Never-the-less, you take all precautions you can. I'm sure that the chamber company doesn't necessarly have different types of doors depending upon if you are testing a radar, doing suceptability sweeps at 100V/m or just testing for low level emissions. Hence, one massive door for all applications - including your antenna pattern testing.
Presently, the cost of copper is skyhigh, hence the high cost of brass.
RE: 200Kg door on anechoic chamber.
These spurs have haunted me ever since. They mostly occur (but not always) near boresite and seem to be more prevalent with low gain antennas (whether the low gain is due to low directivity or poor efficiency or both).

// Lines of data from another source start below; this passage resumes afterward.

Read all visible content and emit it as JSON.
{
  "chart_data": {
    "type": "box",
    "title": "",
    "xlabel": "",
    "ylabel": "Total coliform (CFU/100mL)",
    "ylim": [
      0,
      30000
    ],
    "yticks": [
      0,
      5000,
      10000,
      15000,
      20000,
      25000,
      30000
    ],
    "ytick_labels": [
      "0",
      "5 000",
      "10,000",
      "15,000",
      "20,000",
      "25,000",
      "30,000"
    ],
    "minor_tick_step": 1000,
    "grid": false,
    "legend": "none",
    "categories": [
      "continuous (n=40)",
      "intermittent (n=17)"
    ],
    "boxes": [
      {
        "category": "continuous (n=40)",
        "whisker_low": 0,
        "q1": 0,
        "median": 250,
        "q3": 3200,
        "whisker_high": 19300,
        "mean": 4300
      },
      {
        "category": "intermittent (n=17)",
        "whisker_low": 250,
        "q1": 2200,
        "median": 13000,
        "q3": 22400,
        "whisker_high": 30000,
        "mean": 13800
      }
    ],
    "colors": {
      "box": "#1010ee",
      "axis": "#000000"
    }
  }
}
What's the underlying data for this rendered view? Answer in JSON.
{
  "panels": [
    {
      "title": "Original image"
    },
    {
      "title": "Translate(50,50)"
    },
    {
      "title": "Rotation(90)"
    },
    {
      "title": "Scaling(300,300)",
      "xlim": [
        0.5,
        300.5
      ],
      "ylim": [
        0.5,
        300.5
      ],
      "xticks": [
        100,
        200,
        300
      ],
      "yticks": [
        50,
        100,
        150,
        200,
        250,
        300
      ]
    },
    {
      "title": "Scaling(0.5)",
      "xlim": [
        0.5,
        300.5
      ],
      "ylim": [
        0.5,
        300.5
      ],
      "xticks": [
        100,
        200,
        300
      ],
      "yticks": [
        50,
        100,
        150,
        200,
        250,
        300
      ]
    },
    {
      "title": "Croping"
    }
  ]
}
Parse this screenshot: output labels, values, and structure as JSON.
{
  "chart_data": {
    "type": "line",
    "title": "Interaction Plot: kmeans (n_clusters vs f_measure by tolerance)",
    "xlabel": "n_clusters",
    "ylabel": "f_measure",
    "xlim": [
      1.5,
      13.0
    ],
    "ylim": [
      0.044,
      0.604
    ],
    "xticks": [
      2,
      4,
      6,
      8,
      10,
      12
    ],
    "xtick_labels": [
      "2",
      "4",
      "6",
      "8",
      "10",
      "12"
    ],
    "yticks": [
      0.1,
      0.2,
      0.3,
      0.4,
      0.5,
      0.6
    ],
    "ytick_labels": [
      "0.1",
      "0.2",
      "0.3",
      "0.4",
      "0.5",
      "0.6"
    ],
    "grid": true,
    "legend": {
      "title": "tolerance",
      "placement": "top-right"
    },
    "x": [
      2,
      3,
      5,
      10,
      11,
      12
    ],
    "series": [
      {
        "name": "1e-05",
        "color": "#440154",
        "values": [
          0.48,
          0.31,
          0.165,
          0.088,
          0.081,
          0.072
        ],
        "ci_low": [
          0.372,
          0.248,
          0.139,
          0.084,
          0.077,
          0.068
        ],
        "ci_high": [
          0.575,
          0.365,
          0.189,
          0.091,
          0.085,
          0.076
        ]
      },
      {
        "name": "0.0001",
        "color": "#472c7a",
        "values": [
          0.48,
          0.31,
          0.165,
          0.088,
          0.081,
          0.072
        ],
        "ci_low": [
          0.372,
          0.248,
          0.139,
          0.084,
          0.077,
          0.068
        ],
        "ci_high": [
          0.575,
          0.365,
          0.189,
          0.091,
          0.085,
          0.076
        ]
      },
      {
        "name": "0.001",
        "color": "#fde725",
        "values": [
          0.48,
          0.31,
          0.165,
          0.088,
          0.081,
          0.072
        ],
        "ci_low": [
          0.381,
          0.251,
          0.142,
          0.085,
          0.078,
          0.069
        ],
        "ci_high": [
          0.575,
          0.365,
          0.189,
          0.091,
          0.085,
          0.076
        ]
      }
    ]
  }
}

Strangely, the "spurs" (i called them spikes) in the patterns were intermittent -you'd take a re-scan and they'd be gone.
So i doubt that your chamber is at fault for these spurs.
-Perhaps another antenna pointing at the door could confirm that there was nothing coming through during the scan. 100MHz has a wavelength of 3 metres and i can't see it getting significantly into a chamber via any small gap.
RE: 200Kg door on anechoic chamber.
In your case where you are checking antennas, you are probably using a level or normalized swept signal generator and detector. Since detectors are broadband, and unless you have a band-selective filter (or waveguide) somewhere a strong signal outside even outside of the band you are checking could be rectfied by the detector and cause a spike. Depends upon details of your test setup, and I'm no expert on antenna sweeping.
RE: 200Kg door on anechoic chamber.
RE: 200Kg door on anechoic chamber.
If these 'spurs' are increases in amplitude (and you mentioned the boresight), then it probably isn't the generator. I assume you're using something close to maximum output, thus a +10dB increase (for example) is unlikely.
Likely just a mundane equipment glitch. Try slowing down the frequency sweep speed a bit, or using smaller frequency steps, or both. If you suspect the detector, try knocking 3dB off the output just for laughs.